American is also positioning itself to capitalise on the growing demand between Asia and Latin America by funnelling passengers through its largest hub for connections onwards to Central and South America.
The moves by American – which also include axing its service from New York JFK to Tokyo Haneda due to unfavourable operating times – also show a diminished emphasis on Japan as a traditional stop-over as direct services become an imperative to attract and retain high-yielding business passengers.
Scoot has unveiled plans to launch service to Perth, which will become the Singapore Airlines long-haul low-cost subsidiary’s 12th and final destination to be served as part of its initial six-aircraft 777-200 operation. Scoot has quickly expanded since launching in Jun-2012 but after placing into service its sixth 777 in Nov-2013 will take a one-year hiatus from expanding until its first of 20 787s arrive in late 2014.

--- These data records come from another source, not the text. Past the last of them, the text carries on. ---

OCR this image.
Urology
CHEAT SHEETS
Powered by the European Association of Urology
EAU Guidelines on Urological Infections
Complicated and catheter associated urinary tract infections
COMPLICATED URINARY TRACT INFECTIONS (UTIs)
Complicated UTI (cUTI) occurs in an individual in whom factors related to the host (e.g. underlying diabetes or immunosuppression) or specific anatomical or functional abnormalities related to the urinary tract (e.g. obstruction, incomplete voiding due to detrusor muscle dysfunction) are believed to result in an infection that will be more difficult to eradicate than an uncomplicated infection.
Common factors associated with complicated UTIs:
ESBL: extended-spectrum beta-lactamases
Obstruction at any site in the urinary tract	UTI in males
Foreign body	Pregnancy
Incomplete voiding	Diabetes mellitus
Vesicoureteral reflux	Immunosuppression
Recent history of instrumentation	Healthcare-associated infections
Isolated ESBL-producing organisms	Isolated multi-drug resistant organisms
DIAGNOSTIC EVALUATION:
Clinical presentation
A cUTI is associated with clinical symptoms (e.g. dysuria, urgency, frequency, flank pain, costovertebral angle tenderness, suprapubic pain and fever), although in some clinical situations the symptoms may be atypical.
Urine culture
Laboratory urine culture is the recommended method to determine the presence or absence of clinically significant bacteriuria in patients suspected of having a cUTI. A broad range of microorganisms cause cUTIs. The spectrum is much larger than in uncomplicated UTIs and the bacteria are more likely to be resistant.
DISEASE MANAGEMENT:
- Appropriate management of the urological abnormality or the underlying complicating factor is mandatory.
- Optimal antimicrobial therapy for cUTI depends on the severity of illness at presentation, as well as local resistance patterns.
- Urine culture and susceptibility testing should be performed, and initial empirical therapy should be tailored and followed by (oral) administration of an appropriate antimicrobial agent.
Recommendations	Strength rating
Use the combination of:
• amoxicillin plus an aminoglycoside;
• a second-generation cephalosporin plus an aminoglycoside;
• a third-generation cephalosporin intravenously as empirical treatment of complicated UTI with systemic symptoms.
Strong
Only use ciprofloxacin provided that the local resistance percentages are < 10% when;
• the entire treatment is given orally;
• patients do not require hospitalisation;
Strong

In an unusual but logical move, Scoot has decided to lease its sixth 777 from SIA and keep the aircraft in SIA configuration. This enables the carrier to save on retrofit costs but will lead to higher per seat costs until the aircraft is replaced with a 787-8 in 2015.
Scoot has emerged as an important tool to expand SIA’s already leading presence in the key markets of Australia and Greater China. Perth will be Scoot’s third Australian destination while its other previously announced new upcoming destination, Hong Kong, will be Scoot’s sixth destination in Greater China. The carrier also serves Bangkok, Seoul and Tokyo.